High on the list is a city that might come as a huge surprise to some.
Tel Aviv while having struggled in the late 90s and early 2000s has seen a recent climb in prices. Predictors expect this to rise further due to a great economic year in 2007.
Kuala Lumpur is another hot runner for expansive growth. With low inflation, a strong global trade and strong property prices, local builders are finding it hard to keep up with the current demand. As news of this spreads, this will unlikely change fast.
Purposely discounting developing markets because of their often high volatility, countries such as the Baltic states Estonia and Latvia were scraped off the list. While enjoying great growth in 2006 in both of these countries, depreciation of property went down by 7% and 14 % respectively last year.
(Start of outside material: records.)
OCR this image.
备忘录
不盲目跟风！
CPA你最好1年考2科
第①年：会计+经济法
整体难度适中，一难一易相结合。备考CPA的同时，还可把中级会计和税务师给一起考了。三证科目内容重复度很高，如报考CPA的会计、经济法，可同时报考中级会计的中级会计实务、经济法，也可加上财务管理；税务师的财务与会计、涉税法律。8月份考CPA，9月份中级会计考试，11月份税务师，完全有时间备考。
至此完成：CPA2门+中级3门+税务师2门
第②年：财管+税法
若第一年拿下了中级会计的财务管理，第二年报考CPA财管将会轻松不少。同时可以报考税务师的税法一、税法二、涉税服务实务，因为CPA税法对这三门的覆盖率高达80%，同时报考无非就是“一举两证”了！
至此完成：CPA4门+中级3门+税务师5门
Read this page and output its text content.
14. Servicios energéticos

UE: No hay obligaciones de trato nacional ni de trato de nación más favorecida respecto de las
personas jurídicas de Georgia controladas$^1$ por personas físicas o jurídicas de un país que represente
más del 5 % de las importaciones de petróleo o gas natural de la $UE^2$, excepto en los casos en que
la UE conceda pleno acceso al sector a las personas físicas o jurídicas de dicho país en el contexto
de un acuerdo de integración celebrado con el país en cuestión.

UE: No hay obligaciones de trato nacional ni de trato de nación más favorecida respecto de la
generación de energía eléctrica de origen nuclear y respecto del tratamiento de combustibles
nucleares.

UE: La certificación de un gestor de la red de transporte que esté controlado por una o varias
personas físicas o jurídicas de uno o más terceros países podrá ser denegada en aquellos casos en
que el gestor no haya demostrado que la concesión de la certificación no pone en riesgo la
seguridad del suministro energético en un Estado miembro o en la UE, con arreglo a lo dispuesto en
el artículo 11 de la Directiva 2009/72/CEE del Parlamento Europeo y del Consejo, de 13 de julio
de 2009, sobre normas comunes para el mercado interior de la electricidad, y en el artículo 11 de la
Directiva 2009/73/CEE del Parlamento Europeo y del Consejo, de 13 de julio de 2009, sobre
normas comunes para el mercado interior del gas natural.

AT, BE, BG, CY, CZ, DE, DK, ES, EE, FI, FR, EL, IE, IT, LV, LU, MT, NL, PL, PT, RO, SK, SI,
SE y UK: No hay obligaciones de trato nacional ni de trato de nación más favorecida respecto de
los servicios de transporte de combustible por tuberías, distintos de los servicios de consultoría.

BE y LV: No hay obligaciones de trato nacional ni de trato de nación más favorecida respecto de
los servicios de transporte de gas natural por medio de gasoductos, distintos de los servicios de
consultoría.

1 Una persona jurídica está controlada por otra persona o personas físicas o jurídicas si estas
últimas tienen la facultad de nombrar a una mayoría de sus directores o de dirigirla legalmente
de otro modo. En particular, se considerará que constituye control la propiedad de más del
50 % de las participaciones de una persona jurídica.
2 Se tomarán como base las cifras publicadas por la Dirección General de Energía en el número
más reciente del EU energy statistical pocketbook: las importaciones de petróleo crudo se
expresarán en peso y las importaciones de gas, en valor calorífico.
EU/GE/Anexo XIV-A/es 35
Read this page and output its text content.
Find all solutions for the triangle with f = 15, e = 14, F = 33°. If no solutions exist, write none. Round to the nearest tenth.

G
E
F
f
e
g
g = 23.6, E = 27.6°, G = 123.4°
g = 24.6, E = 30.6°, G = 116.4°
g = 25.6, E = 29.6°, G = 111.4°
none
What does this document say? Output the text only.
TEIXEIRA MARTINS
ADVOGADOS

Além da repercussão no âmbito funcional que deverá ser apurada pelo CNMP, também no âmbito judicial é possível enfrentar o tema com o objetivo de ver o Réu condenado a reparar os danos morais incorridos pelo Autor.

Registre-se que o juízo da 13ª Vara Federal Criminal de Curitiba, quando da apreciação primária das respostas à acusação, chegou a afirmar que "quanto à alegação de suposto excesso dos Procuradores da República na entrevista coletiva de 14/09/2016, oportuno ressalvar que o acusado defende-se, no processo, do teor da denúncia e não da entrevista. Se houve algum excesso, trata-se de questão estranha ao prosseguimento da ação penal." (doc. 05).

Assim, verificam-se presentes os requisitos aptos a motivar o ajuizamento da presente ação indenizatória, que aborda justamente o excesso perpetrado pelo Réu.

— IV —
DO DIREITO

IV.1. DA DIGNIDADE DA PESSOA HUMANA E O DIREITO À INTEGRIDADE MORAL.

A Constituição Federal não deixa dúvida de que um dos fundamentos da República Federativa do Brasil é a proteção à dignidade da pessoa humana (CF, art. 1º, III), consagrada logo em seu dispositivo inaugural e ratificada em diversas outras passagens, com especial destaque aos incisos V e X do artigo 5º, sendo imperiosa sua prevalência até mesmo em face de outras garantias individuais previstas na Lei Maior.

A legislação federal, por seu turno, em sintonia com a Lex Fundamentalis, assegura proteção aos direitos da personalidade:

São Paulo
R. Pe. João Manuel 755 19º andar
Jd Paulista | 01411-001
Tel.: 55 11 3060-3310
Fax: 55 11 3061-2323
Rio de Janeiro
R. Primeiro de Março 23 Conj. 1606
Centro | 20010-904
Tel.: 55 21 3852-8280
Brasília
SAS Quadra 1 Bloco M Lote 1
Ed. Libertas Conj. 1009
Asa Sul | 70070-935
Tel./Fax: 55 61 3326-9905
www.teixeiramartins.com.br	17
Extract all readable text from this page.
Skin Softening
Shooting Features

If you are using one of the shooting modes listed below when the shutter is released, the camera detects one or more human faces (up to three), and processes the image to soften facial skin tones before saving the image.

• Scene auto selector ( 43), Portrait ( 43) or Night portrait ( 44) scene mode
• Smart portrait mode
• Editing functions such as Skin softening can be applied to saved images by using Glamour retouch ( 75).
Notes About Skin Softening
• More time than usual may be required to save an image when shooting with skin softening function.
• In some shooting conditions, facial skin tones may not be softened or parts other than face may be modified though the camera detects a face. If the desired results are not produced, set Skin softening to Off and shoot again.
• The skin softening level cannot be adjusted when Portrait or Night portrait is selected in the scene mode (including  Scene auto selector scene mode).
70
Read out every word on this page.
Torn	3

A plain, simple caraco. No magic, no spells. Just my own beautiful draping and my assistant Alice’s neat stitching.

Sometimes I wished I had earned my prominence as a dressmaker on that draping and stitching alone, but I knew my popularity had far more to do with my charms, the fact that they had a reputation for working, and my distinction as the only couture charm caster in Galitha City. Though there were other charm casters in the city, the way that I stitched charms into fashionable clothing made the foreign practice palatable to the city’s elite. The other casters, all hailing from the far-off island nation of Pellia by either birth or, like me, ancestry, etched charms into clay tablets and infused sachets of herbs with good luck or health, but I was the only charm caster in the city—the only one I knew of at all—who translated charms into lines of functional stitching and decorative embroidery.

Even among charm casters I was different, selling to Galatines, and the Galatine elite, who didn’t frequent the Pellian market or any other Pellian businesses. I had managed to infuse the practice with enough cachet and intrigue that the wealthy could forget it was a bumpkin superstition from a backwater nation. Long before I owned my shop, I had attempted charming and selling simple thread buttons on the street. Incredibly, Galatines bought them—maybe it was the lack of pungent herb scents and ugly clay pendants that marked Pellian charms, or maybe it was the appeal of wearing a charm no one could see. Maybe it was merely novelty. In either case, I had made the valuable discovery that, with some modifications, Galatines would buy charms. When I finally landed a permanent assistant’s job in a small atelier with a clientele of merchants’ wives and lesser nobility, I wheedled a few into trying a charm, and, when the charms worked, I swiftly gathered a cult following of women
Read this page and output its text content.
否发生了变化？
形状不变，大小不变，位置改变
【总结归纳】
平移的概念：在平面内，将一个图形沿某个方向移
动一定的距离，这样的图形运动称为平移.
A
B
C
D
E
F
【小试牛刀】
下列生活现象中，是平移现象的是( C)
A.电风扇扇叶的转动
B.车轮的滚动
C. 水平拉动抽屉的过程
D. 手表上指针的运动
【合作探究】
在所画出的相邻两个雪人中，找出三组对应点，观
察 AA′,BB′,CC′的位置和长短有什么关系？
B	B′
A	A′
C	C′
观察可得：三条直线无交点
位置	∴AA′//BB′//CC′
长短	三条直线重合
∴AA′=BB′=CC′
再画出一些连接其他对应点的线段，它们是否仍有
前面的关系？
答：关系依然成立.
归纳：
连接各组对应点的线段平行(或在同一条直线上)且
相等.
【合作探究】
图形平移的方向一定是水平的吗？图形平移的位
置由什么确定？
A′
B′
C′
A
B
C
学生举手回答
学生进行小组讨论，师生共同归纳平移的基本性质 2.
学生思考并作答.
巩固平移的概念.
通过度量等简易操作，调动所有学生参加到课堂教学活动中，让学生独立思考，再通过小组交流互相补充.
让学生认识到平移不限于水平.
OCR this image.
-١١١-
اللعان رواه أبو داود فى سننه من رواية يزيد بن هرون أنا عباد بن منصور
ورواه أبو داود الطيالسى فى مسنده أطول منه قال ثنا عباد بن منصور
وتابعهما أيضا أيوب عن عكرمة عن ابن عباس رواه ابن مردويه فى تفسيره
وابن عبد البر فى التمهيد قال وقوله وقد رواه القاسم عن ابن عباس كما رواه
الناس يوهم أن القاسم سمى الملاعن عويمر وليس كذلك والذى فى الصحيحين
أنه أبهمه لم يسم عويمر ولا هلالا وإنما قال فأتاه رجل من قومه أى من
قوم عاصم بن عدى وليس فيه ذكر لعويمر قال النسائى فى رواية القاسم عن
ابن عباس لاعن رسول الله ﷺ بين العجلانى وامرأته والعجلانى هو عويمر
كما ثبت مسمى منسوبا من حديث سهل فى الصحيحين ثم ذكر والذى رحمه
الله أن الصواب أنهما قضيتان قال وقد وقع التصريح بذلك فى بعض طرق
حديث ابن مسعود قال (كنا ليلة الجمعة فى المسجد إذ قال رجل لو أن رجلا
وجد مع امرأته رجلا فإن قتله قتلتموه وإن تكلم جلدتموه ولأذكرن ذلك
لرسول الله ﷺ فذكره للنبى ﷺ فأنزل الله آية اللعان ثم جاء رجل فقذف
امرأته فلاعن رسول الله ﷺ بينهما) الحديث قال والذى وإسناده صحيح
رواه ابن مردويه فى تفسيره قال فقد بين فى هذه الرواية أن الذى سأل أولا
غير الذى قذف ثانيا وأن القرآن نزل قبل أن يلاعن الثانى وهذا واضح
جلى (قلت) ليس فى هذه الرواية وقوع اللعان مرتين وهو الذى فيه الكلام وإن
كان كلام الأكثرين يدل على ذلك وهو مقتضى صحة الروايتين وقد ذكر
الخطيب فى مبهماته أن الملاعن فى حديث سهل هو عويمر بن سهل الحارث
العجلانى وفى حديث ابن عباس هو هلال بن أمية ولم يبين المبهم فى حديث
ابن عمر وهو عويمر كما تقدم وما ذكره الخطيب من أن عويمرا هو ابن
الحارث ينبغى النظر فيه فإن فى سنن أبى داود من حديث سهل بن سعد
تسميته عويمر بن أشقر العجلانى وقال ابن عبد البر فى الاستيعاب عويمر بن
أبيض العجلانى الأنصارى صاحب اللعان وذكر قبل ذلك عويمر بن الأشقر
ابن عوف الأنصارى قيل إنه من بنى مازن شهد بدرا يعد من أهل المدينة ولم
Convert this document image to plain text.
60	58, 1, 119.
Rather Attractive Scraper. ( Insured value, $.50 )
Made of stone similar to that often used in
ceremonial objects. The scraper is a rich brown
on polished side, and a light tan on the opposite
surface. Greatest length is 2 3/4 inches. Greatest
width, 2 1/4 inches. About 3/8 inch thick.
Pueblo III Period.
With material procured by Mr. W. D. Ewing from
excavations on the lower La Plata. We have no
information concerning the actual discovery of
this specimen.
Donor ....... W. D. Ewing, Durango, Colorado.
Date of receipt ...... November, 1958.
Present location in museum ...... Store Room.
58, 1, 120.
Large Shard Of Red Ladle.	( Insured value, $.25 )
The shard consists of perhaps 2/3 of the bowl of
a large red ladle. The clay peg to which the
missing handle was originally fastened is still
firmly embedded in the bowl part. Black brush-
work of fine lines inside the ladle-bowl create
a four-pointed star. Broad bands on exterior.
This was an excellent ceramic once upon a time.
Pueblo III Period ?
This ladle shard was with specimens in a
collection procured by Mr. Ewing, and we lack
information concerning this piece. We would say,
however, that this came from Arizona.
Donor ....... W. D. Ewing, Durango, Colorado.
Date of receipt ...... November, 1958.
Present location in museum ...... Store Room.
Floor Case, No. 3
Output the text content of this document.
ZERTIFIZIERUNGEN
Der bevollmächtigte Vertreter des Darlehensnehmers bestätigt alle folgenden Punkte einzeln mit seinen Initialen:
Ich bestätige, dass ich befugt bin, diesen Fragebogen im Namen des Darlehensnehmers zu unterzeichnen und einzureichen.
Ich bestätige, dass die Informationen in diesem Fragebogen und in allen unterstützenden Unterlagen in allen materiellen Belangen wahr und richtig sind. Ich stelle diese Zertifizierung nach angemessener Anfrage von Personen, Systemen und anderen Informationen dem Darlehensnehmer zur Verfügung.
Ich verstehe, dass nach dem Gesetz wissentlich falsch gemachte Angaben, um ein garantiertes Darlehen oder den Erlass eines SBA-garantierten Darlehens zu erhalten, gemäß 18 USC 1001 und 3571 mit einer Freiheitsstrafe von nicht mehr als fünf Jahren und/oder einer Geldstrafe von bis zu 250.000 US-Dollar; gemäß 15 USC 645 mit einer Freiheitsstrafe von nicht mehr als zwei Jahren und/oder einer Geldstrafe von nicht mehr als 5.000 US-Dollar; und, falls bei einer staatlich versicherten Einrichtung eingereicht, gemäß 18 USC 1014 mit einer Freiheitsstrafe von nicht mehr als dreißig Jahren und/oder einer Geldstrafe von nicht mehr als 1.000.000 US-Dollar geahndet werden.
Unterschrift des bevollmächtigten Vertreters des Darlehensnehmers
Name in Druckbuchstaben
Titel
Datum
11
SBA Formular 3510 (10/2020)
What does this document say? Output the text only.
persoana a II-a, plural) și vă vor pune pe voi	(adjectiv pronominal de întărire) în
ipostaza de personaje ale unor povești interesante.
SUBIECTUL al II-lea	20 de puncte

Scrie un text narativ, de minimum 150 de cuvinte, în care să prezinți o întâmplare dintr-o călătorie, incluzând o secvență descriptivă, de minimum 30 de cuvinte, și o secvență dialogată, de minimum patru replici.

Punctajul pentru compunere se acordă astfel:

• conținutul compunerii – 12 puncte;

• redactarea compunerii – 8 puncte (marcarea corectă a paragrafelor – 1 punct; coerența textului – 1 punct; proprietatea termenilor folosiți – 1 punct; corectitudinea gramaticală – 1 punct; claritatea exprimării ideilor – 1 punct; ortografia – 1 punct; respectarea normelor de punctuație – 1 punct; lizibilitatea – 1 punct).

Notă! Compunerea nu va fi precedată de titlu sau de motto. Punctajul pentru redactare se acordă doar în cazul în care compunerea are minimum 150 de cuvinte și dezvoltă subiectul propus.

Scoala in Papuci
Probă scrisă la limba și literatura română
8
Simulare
Emerging countries were defined as those who are in transition from developing to advanced such as
Brazil,
Russia,
China (often referred to as BRIC) and
India.
One strong factor that was considered was the fact that unless there was satisfying loan access for investors, the country got eliminated. The market simply breaks down if people can’t find lenders and those few who can afford to pay cash are not enough to keep the market strong.
Perhaps the biggest surprise are the following four destinations.
Chile,
Jordan, Aman and
Santiago.
While inflation hasn’t been out of context with growth, the real estate market is providing greater value because of economic expansion.
While these last four markets aren’t set to explode within the next 12 month, they are predicted to do very well within the next 5 years.
This provides a perfect investment planning opportunity for investors who crave new opportunities.